Prawdą jest, że mamy wysokie bezrobocie. Wśród absolwentów wynosi nawet 25%. Niektórzy szukają pracy ponad rok (a rekordziści kilka lat). Są to jednak dane wynikające z rejestracji bezrobotnych w urzędach pracy – część z tych osób pracuje w szarej strefie i sztucznie statystyki zawyża. Aby być sprawiedliwym trzeba dodać, że część się nigdy nie rejestruje, zatem w statystykach nie figuruje. Kogo jest więcej? Takich danych (rzetelnych) nie ma. Są takie obszary i takie zawody, w których pracownicy są poszukiwani (IT, niektóre obszary inżynierii, robotnicy wykwalifikowani, specjalistyczny handel czy osoby  z doświadczeniem managerskim). Są i takie zawody, na które nie ma żadnego niemalże zapotrzebowania – np. osoby z wykształceniem humanistycznym czy nauczyciele, na których zapotrzebowanie wynika z wyżu bądź niżu demograficznego. Problemem jest to, że osoby które podejmują decyzję o tym, w jakim kierunku będą się kształcić nie przewidują tego, jak rynek będzie wyglądał za kilka lat, kiedy skończą oni studia i co tak naprawdę może być potrzebne. Decyzje o wyborze kierunku kształcenia podejmuje się ad hoc na podstawie zainteresowań lub za namową rodziny, bez myślenia o tym, czy kolejny politolog czy psycholog będzie potrzebny czy też nie. Inną sprawą jest też kwestia pędu do edukacji, który wykazują prawie wszyscy Polacy. Nie jest niczym dziwnym, że magister chce zarządzać. Tyle, że trzeba jeszcze mieć kim zarządzać, a podwładnych zawsze jest mniej niż managerów.
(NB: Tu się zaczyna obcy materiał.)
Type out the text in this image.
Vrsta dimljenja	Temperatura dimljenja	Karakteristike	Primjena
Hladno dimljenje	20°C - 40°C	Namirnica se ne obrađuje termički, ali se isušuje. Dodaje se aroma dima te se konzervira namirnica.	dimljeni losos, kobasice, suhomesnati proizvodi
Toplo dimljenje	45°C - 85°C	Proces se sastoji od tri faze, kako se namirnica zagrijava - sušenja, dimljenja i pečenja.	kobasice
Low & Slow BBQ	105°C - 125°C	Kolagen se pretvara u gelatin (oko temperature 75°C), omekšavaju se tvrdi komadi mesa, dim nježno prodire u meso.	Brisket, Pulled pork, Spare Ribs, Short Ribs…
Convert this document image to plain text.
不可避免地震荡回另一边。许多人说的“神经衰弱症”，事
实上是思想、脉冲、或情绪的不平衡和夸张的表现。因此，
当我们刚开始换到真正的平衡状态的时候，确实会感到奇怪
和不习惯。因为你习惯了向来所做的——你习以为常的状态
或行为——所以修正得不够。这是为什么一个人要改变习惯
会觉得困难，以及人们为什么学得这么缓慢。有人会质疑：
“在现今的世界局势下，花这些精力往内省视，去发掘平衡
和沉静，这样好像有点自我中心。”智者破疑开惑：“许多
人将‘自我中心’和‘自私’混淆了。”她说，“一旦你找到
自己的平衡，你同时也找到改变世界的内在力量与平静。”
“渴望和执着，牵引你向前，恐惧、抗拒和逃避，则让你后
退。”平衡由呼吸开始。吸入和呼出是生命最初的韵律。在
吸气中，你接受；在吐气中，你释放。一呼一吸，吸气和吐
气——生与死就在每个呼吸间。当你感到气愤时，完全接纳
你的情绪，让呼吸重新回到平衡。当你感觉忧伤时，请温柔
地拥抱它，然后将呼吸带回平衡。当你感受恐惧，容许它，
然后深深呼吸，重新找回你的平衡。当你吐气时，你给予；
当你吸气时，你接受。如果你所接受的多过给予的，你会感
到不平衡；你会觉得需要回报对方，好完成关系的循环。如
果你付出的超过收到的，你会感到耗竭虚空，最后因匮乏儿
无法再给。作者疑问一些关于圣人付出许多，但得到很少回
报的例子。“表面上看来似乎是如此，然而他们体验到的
Nawet jednak wśród osób, które skończyły nie mające wzięcia na rynku pracy kierunki studiów są osoby, które na rynku pracy świetnie sobie radzą. Dlaczego? Bo w czasie studiów robiły staże, szukały opcji na wolontariat i poznawały inne osoby i teraz – dzięki siatce znajomych mają kontakty dzięki który łatwiej im pracę znaleźć. Ci, którzy się przez studia bawili lub angażowali w inicjatywy, które nie dają pracy, tej pracy nadal nie mają.  Winą za brak pracy dla poszczególnych osób nie jest zatem jedynie sytuacja gospodarcza, ale również własne wybory życiowe podejmowane przez potencjalnych pracowników.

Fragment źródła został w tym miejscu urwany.